The Best Sugar Cookie
www.twosisterscrafting.com
When Nancy and I were little, our favorite time of the year was Christmas (okay, it still is). Our mom would begin baking two weeks before Christmas to make sure she got everything done. One of the first things she would make was sugar cookies. We would sit around the table, listen to Christmas Carols, and frost cookies. Nancy and I have continued that tradition. We have gone through many different recipes. Some didn’t taste good, but held their shape. Some were delicious, but spread so much you couldn’t tell what it was. We finally found the best sugar cookie recipe. It’s delicious and keeps the shape of whatever cookie cutter you use. Sugar cookies used to be Christmas only for us, and now we use them all year long.

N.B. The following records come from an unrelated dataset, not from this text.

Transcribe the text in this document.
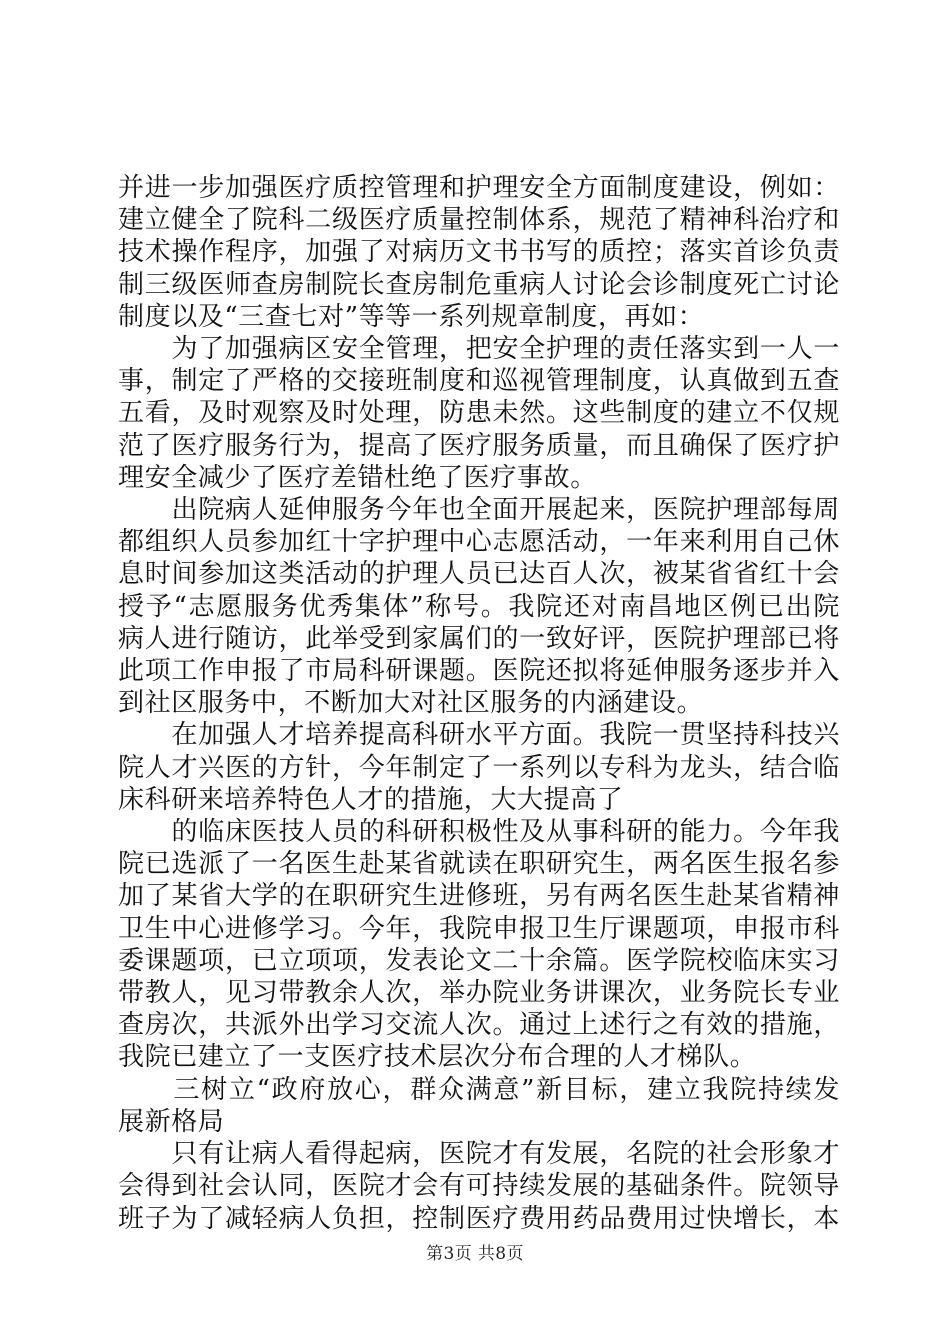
并进一步加强医疗质控管理和护理安全方面制度建设，例如：
建立健全了院科二级医疗质量控制体系，规范了精神科治疗和
技术操作程序，加强了对病历文书书写的质控；落实首诊负责
制三级医师查房制院长查房制危重病人讨论会诊制度死亡讨论
制度以及“三查七对”等等一系列规章制度，再如：
　　为了加强病区安全管理，把安全护理的责任落实到一人一
事，制定了严格的交接班制度和巡视管理制度，认真做到五查
五看，及时观察及时处理，防患未然。这些制度的建立不仅规
范了医疗服务行为，提高了医疗服务质量，而且确保了医疗护
理安全减少了医疗差错杜绝了医疗事故。
　　出院病人延伸服务今年也全面开展起来，医院护理部每周
都组织人员参加红十字护理中心志愿活动，一年来利用自己休
息时间参加这类活动的护理人员已达百人次，被某省省红十会
授予“志愿服务优秀集体”称号。我院还对南昌地区例已出院
病人进行随访，此举受到家属们的一致好评，医院护理部已将
此项工作申报了市局科研课题。医院还拟将延伸服务逐步并入
到社区服务中，不断加大对社区服务的内涵建设。
　　在加强人才培养提高科研水平方面。我院一贯坚持科技兴
院人才兴医的方针，今年制定了一系列以专科为龙头，结合临
床科研来培养特色人才的措施，大大提高了
　　的临床医技人员的科研积极性及从事科研的能力。今年我
院已选派了一名医生赴某省就读在职研究生，两名医生报名参
加了某省大学的在职研究生进修班，另有两名医生赴某省精神
卫生中心进修学习。今年，我院申报卫生厅课题项，申报市科
委课题项，已立项项，发表论文二十余篇。医学院校临床实习
带教人，见习带教余人次，举办院业务讲课次，业务院长专业
查房次，共派外出学习交流人次。通过上述行之有效的措施，
我院已建立了一支医疗技术层次分布合理的人才梯队。
　　三树立“政府放心，群众满意”新目标，建立我院持续发
展新格局
　　只有让病人看得起病，医院才有发展，名院的社会形象才
会得到社会认同，医院才会有可持续发展的基础条件。院领导
班子为了减轻病人负担，控制医疗费用药品费用过快增长，本
第3页 共8页
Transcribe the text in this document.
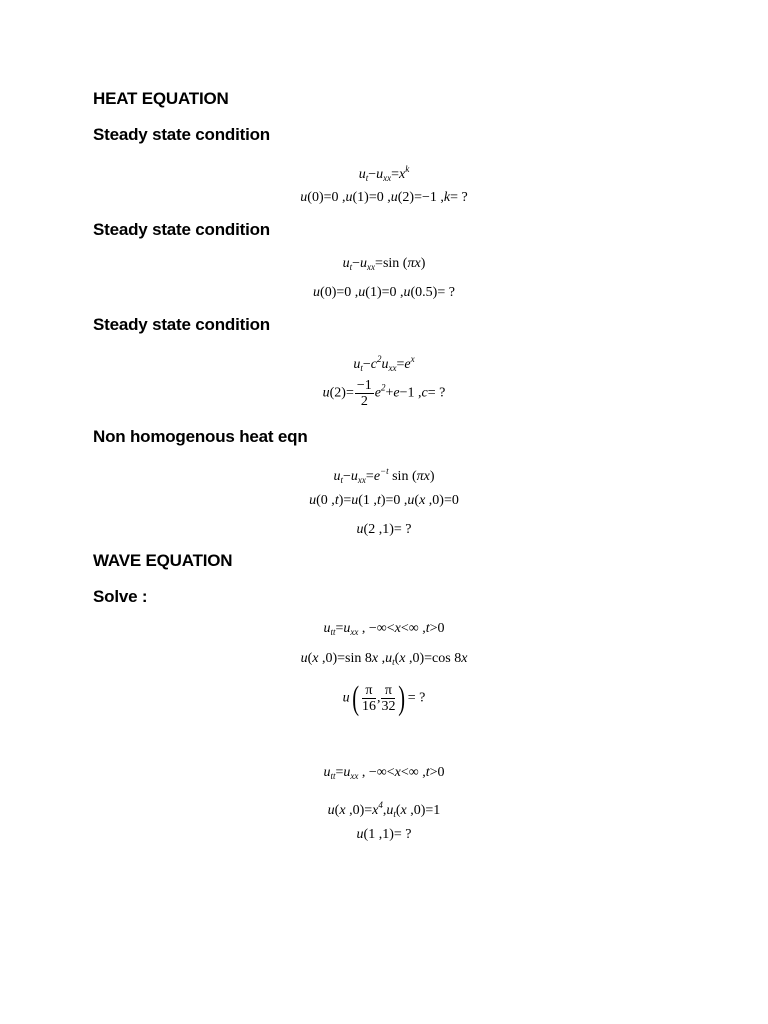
HEAT EQUATION
Steady state condition
$u_t-u_{xx}=x^k$
u(0)=0 ,u(1)=0 ,u(2)=−1 ,k= ?
Steady state condition
$u_t-u_{xx}=\sin$ (πx)
u(0)=0 ,u(1)=0 ,u(0.5)= ?
Steady state condition
$u_t-c^2u_{xx}=e^x$
$u(2)= \frac{-1}{2} e^2+e-1$ ,c= ?
Non homogenous heat eqn
$u_t-u_{xx}=e^{-t}$ sin (πx)
u(0 ,t)=u(1 ,t)=0 ,u(x ,0)=0
u(2 ,1)= ?
WAVE EQUATION
Solve :
$u_{tt}=u_{xx}$ , −∞<x<∞ ,t>0
u(x ,0)=sin 8x $,u_t(x$ ,0)=cos 8x
$u( \frac{\pi}{16}$ , $\frac{\pi}{32}$ ) = ?
$u_{tt}=u_{xx}$ , −∞<x<∞ ,t>0
u(x $,0)=x^4,u_t(x$ ,0)=1
u(1 ,1)= ?
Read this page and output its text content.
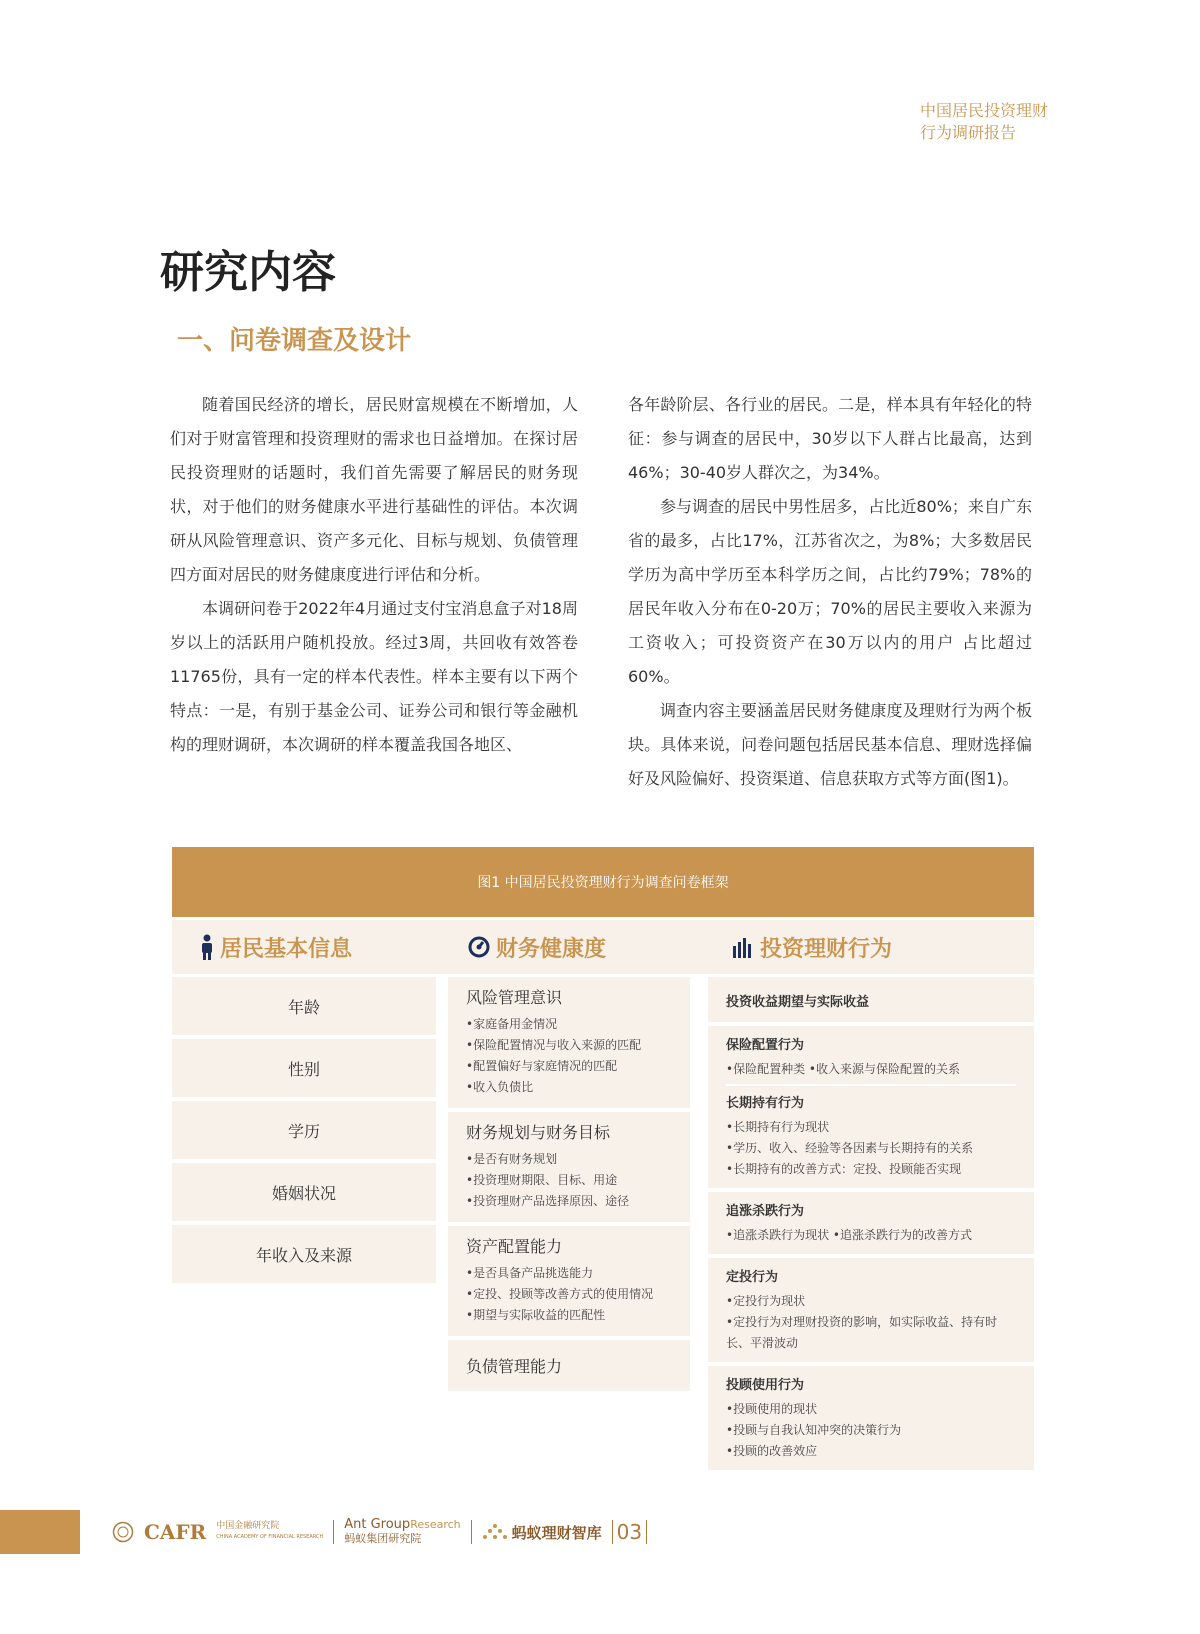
中国居民投资理财
行为调研报告
研究内容
一、问卷调查及设计

随着国民经济的增长，居民财富规模在不断增加，人们对于财富管理和投资理财的需求也日益增加。在探讨居民投资理财的话题时，我们首先需要了解居民的财务现状，对于他们的财务健康水平进行基础性的评估。本次调研从风险管理意识、资产多元化、目标与规划、负债管理四方面对居民的财务健康度进行评估和分析。

本调研问卷于2022年4月通过支付宝消息盒子对18周岁以上的活跃用户随机投放。经过3周，共回收有效答卷11765份，具有一定的样本代表性。样本主要有以下两个特点：一是，有别于基金公司、证券公司和银行等金融机构的理财调研，本次调研的样本覆盖我国各地区、

各年龄阶层、各行业的居民。二是，样本具有年轻化的特征：参与调查的居民中，30岁以下人群占比最高，达到46%；30-40岁人群次之，为34%。

参与调查的居民中男性居多，占比近80%；来自广东省的最多，占比17%，江苏省次之，为8%；大多数居民学历为高中学历至本科学历之间，占比约79%；78%的居民年收入分布在0-20万；70%的居民主要收入来源为工资收入；可投资资产在30万以内的用户 占比超过60%。

调查内容主要涵盖居民财务健康度及理财行为两个板块。具体来说，问卷问题包括居民基本信息、理财选择偏好及风险偏好、投资渠道、信息获取方式等方面(图1)。

图1 中国居民投资理财行为调查问卷框架
居民基本信息	财务健康度	投资理财行为
年龄
性别
学历
婚姻状况
年收入及来源
风险管理意识
•家庭备用金情况
•保险配置情况与收入来源的匹配
•配置偏好与家庭情况的匹配
•收入负债比
财务规划与财务目标
•是否有财务规划
•投资理财期限、目标、用途
•投资理财产品选择原因、途径
资产配置能力
•是否具备产品挑选能力
•定投、投顾等改善方式的使用情况
•期望与实际收益的匹配性
负债管理能力
投资收益期望与实际收益
保险配置行为
•保险配置种类 •收入来源与保险配置的关系
长期持有行为
•长期持有行为现状
•学历、收入、经验等各因素与长期持有的关系
•长期持有的改善方式：定投、投顾能否实现
追涨杀跌行为
•追涨杀跌行为现状 •追涨杀跌行为的改善方式
定投行为
•定投行为现状
•定投行为对理财投资的影响，如实际收益、持有时长、平滑波动
投顾使用行为
•投顾使用的现状
•投顾与自我认知冲突的决策行为
•投顾的改善效应
CAFR 中国金融研究院
CHINA ACADEMY OF FINANCIAL RESEARCH
Ant GroupResearch
蚂蚁集团研究院	蚂蚁理财智库 03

Add the 4 sticks (2 cups) of butter and 2 cups of white sugar to your mixer. A word about the butter, we use Sweet Cream Salted Butter when we are baking and I think it tastes great with these sugar cookies too. The butter needs to be softened but still cold. A prime culprit for dry sugar cookie dough is butter than is too warm and soft. I let the butter sit out on the counter for just under an hour before I start making the cookies – this seems to be the perfect amount of time for me. The butter is still cold to the touch but you can press into the stick with your fingers. In the past, when in a rush, I have softened the butter in the microwave but inevitably the dough that I get is on the “crumbly” side. Cream the butter and sugar until it is completely mixed.
Do not over-mix. Add 2 tablespoons of vanilla and 2 eggs.. I know that sounds like a lot of vanilla but this recipe needs a little extra moisture and the cookies will taste great. Mix the cookie dough until light and fluffy. Add 4 teaspoons of Baking Powder and mix. Then mix in the 6 cups of flour two cups at a time.
This is what the dough should look like after you have added the 6 cups of Flour. The flour should be completely incorporated and the dough should be firm but not dry or crumbly. If the dough seems drier than this, add a tiny bit of vanilla or milk and mix again. You do not need to chill this dough before cutting out the cookies. In fact, the cookies come out best if the dough hasn’t been chilled.
Roll a handful of the dough out on a prepared surface until it’s about 3/8? thick. Cut out shapes with cookie cutters. Bake at 350 degrees for 6-8 minutes depending on the size of the cookie. Do not over-bake! We like thicker sugar cookies so they will hold a good amount of frosting. If you make your cookies on the thick side like we have done in the pictures here, you should cook them 7-8 minutes but no longer. They might not look done to you but they are.
Take them out of the oven. You don’t want them to start browning around the edges the way you would with Chocolate Chip Cookies for example. Over-baking is the prime culprit if you feel your sugar cookies seem dry. If you roll out thinner cookies, or use smaller cookie cutters than the ones we have used here, you should only bake the cookies 6 or 7 minutes.
This recipe will make quite a bit of cookies but the actual number depends on the size of the cookie cutters you are using. Using these large-ish cookie cutters, we made 36 cookies. If you only need a couple dozen cookies, you can cut this recipe in half.
INGREDIENTS
- 2 cups Sweet Cream Salted Butter (softened)
- 2 cups Sugar
- 2 Eggs
- 2 tbsp. Vanilla
- 4 tsp. Baking Powder
- 6 cups Flour
- Add butter and sugar to your mixer. Cream the butter and sugar until it is completely mixed. Do not over-mix.
- Add vanilla and eggs and mix until completely incorporated.
- Add Baking Powder and mix.
- Mix in the flour two cups at a time.
- Do not chill the dough, the cookies will bake better if the dough is at room temperature.
- Roll a handful of the dough out on a prepared surface until it's about 3/8" thick and cut out shapes with a cookie cutter.
- Bake at 350 degrees for 6-8 minutes depending on the size of the cookie. Do not over-bake.